Le président américain a surtout insisté sur les effets immédiats de l’accord. « Le détroit a déjà été partiellement rouvert », a-t-il déclaré, faisant référence à Ormuz. « Les navires commencent déjà à passer. Il sera entièrement ouvert vendredi. » Et à propos des négociations, il a expliqué que le tournant s’est produit grâce à un changement d’interlocuteurs à Téhéran : « Nous avons trouvé un groupe très intelligent, fort et préparé. Finalement, nous avons réussi à parvenir à un accord », ajoutant qu’il avait suspendu une nouvelle escalade militaire grâce à l’accord conclu au dernier moment.

Le nœud nucléaire et la publication du mémorandum

Le point clé reste le programme nucléaire. « L’essentiel est que l’Iran ne disposera pas de l’arme nucléaire.
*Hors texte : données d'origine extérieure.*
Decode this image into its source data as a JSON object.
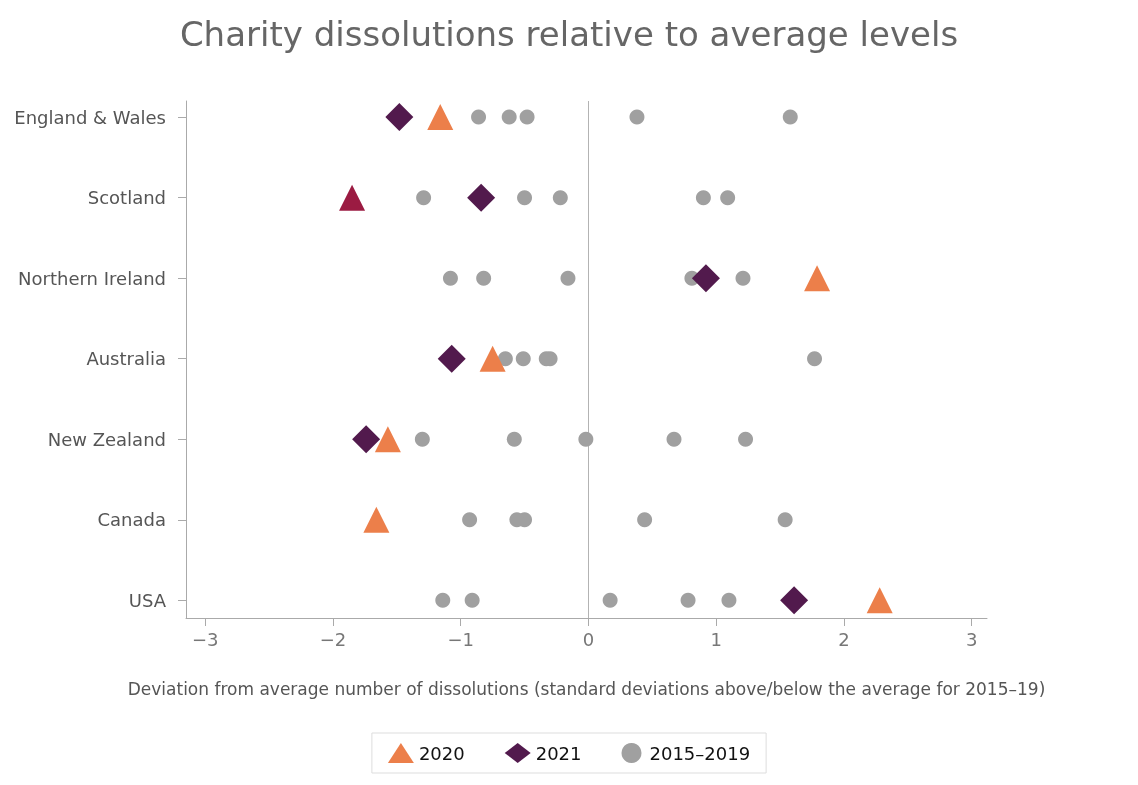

Ils ont pleinement accepté ce point, avec des mécanismes de contrôle forts », a scandé Trump, profitant de l’occasion pour attaquer une nouvelle fois le JCPOA, l’accord signé par l’administration Obama, défini comme « une voie vers les armes nucléaires ». Le magnat a également annoncé que le texte du mémorandum, signé numériquement, sera rendu public après la signature vendredi : « Je veux qu’il soit publié, car c’est un document très important ». Sur le front des sanctions, le président américain a maintenu une position prudente : « Cela dépend du comportement. S’ils font ce qu’ils doivent faire, alors cela commencera à produire des effets ».

Les effets économiques et la « phase deux » à Ormuz

Sur le plan économique, Trump a directement lié l’accord à la baisse des prix de l’énergie : « Le prix du pétrole s’effondre », a-t-il soutenu, désignant le retour de la libre navigation dans le Golfe comme le principal facteur de stabilisation des marchés internationaux. Si le chapitre nucléaire semble s’orienter vers une solution, l’attention se porte désormais sur ce qu’on appelle la « phase deux » : garantir la liberté de navigation dans le détroit d’Ormuz, dont la paralysie a bouleversé l’économie de la moitié du monde.

La déclaration commune du Royaume-Uni, de la France, de l’Allemagne et de l’Italie

Dans la nuit, est arrivée la déclaration commune du Royaume-Uni, de la France, de l’Allemagne et de l’Italie, qui saluaient l’annonce du mémorandum et félicitaient Washington, Téhéran et les médiateurs impliqués, « y compris le Pakistan, le Qatar et tous les autres ». Pour les quatre capitales européennes, « c’est un moment opportun pour rétablir la stabilité régionale et stabiliser l’économie mondiale ». La priorité immédiate, soulignent-ils, est la réouverture inconditionnelle d’Ormuz : « La réouverture urgente du détroit avec une liberté de navigation sans restriction est essentielle ». A cette fin, les quatre pays se disent prêts à soutenir « une mission strictement défensive et indépendante pour rassurer le trafic commercial et mener des opérations de déminage ».

La mission navale européenne esquissée par Macron

Macron a anticipé hier les contours de cette initiative : « Nous avons construit une mission avec les Britanniques, nous sommes sur place avec différentes nations – Néerlandais, Italiens, Britanniques, nous. Nous sommes prêts à agir très vite », a-t-il dit, précisant la volonté « d’envoyer des avions, une frégate, des démineurs ». Trump, pour sa part, a clairement indiqué qu’il n’y aurait pas de péage dans le détroit – « nous avons eu une petite discussion avec l’Iran à ce sujet » – et s’est montré ouvert à l’égard de la présence navale alliée : « Je ne pense pas que nous aurons besoin de beaucoup d’aide. Mais ce n’est pas une mauvaise idée d’avoir là-bas un ou deux navires de certains pays. On ne sait jamais ce qui peut arriver. »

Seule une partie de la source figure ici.